To: towertalk@contesting.com
Subject: Re: [TowerTalk] Shack to service entrance ground
From: Jim Brown <jim@audiosystemsgroup.com>
Reply-to: jim@audiosystemsgroup.com
Date: Fri, 18 Aug 2023 20:49:36 -0700
List-post: <mailto:towertalk@contesting.com>
On 8/18/2023 8:05 PM, john@kk9a.com wrote:
I am wondering why nearly everything is made this way. Is connecting to the
chassis too costly?

Yes. For 30-40 years, standard practice has been to build boards with connectors mounted to the board and shove them into an enclosure with holes for connector to fit through. It costs more build so that the shield contact makes contact with the enclosure (if it's conductive at all).

The problem exists in some products when intended contact with the enclosure is insulated by paint. Every Astron PSU I opened around 2010 had that fault -- the power line green wire was soldered to the mounting lug of an old-fashioned terminal strip that was insulated from the chassis by paint, AND V-, which was properly floated on the circuit board, was, by default bonded to that lug. I'd seen reports that these supplies could be unstable; now, I knew why! I published this on my website at that time in this app note, which W4TV, W8JI, and I discussed at the time. For the products he sold that needed 12VDC, he urged users to run them from a 12V wall wart rather than the DC buss.

http://k9yc.com/PowerSupplyBondingAndAudioDistortion.pdf

And there's ignorance of the issue, in large part due to "Balkanization" of electronics education by specialization. So much of the industry is dominated by those with digital and computer training; only when Johnson and Graham published two important books analyzing microstrip and stripline as transmission lines did that classic discipline enter their universe. Henry Ott introduced me to "High Speed Digital Design" and "High Speed Propagation," sub-titled "A Handbook of Black Magic" and "Advanced Black Magic" in a 3-day EMC class I took from him around 2003. I may have been the only analog guy in a class of 20-25 engineers, and at 62, probably the oldest.

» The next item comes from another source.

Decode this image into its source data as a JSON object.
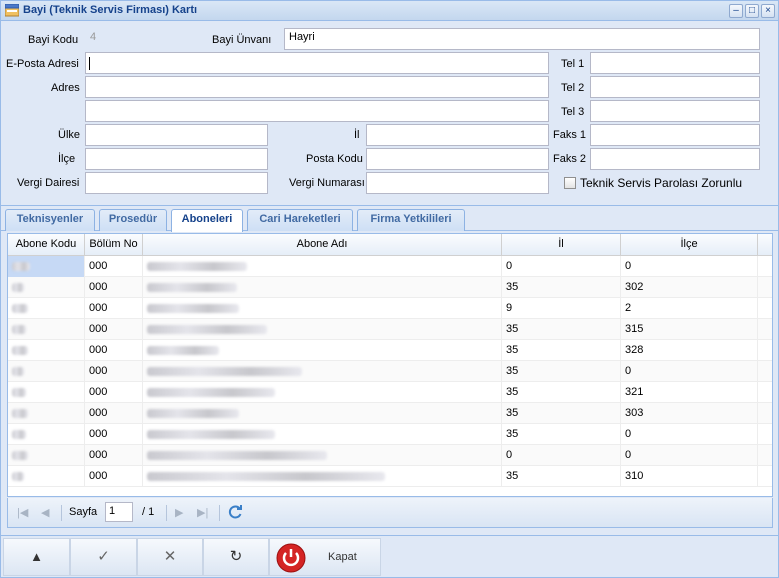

Pro audio is the only part of the industry that I'm aware of that cleaned up their act, based on an important EMC papers session at an AES convention in Los Angeles in 1994, all of them published in the June '95 Journal of the Audio Engineering Society. It became the most re-printed edition of the Journal, and manufacturers all adopted the practices raised by the 6-8 presenters. One of them, an engineer at Rane Corp, a manufacturer based in the Pacific Northwest, showed the problem in their gear. A few years later they reported that their support calls for hum, buzz, and RFI were reduced by a factor of 25 or more after they made running production changes throughout their product line. When Neil Muncy published his paper on Pin One in 1994, every product on the very large exhibition floor had Pin One Problems; ten years later, almost none did.